Bunu benim zikretmemin sebebi bu yazı ile geçmişe dönmüş olmam. İslami düşüncenin inceliklerine sahip olmadan önce, babam vefat etmeden önceki bir gün elinde avucunda ne varsa vergi borcuna yatırıp gelmişti. Ve ben onu o halde gördüğümde "aman oğlum kimseye borcun olmasın hele devlete hiç" demişti. Niye ki baba dediğimi hatırlıyorum? Vergilendirilmiş kazanç kutsaldır da o yüzden (!) diyerek bıyık altından gülmüş ve gazetede gösterdiği bir resmi benimle paylaşmıştı.
Manukyan'ın genelevlerinden birisinin önünde polis kontrolünde kuyrukta bekleyen insanların fotoğrafıydı bu. Elinde bastonla ayakta durmaya çalışan ama kuyruktan da ayrılmayan bir yaşlı pir-ü faninin de resmini gösterip "kutsal vergilendirmenin kutsal emekçileri" anlamında bir şeyler söylemiş ve kahkayı basmıştı.

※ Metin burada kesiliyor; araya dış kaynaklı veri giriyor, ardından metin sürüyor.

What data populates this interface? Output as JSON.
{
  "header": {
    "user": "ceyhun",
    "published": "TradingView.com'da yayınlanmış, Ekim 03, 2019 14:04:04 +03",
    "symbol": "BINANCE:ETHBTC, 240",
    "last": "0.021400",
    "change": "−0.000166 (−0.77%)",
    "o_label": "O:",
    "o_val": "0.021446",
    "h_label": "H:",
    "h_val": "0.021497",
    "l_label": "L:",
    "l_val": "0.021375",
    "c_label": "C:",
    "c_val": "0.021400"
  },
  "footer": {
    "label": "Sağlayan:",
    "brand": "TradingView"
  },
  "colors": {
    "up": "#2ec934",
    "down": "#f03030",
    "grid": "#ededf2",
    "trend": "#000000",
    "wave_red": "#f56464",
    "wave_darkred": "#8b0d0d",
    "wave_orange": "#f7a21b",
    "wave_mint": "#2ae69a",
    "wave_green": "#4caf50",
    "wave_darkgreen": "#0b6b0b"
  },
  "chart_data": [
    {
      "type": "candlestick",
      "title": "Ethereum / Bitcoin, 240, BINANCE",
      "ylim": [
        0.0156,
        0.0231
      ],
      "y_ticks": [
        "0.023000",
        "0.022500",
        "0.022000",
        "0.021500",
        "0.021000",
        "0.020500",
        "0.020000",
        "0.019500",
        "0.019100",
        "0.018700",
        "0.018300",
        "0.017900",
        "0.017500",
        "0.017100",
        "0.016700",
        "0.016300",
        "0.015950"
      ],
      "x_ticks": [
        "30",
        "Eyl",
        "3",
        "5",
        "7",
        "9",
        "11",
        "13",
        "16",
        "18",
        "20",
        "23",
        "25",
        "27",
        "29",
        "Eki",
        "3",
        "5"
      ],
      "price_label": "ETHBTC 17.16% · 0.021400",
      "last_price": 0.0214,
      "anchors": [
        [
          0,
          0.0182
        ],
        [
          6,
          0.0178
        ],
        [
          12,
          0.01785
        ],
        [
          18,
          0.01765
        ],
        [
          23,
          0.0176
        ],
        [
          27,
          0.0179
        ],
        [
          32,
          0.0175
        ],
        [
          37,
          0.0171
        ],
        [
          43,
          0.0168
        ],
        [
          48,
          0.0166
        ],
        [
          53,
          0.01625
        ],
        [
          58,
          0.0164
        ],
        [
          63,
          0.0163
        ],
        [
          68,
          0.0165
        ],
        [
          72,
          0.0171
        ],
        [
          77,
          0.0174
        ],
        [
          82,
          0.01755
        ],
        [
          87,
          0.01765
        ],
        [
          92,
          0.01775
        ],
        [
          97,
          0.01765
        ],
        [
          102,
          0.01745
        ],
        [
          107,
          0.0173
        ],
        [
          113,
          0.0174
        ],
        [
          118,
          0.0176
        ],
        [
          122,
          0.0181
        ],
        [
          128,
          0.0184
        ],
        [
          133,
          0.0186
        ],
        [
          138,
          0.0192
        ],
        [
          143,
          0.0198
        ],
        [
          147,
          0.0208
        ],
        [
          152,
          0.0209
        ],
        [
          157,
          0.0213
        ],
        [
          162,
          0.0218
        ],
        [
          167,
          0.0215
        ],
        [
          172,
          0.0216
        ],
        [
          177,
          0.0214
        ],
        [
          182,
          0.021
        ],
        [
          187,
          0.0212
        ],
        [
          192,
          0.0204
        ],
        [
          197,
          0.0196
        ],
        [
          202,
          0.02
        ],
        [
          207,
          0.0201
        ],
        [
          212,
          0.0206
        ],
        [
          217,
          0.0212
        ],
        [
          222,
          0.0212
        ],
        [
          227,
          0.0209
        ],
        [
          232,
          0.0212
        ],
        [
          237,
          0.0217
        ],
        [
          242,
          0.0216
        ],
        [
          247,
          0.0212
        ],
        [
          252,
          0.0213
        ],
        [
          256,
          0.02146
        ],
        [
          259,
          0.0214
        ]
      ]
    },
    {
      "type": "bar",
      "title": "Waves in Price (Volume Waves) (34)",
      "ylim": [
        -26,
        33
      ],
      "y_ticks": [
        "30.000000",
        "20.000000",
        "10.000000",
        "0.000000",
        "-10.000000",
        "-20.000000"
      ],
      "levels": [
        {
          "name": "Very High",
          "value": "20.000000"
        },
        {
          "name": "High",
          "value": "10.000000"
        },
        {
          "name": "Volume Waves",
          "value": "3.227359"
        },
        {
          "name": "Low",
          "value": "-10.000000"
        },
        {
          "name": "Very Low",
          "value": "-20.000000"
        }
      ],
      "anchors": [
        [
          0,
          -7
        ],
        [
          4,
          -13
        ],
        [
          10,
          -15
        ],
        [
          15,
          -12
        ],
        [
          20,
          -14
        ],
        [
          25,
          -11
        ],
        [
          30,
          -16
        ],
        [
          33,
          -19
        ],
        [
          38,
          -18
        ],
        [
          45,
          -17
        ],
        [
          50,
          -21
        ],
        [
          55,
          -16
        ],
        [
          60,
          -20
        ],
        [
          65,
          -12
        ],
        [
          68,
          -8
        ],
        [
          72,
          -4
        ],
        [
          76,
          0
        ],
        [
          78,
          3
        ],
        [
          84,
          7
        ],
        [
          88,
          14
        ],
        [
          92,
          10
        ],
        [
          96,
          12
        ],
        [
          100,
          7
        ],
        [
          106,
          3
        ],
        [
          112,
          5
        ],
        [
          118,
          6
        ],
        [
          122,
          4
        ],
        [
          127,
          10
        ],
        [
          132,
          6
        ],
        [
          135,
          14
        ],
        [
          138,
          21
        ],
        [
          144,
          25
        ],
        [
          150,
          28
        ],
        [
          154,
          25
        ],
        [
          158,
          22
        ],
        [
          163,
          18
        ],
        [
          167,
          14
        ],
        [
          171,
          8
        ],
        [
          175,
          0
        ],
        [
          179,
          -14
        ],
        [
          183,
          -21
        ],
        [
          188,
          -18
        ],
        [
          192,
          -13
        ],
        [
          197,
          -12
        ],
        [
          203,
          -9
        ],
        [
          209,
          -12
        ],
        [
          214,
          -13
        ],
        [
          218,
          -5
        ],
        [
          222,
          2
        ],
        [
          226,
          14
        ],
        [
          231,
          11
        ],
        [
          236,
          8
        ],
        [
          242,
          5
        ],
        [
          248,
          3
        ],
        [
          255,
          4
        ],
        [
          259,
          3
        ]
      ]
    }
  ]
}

Babam askerden geldikten sonra yanlış yollara sapmamam için ironi üzerine ironi yapmıştı. Dilinden net olarak: "oğlum sakın bu tür yanlış yerlere gitme" demek yerine ironiyi tercih etmişti. Belki onun oğlu olduğum için net ifadeler kullanmak istememiş olabilir. Bilmiyorum. Yaşasaydı sorardım kendisine.
Vergilendirilmiş kazanç kutsaldır zihniyetine sahip insanların kazançlarını tekrar kontrol etmesi ümidi ile...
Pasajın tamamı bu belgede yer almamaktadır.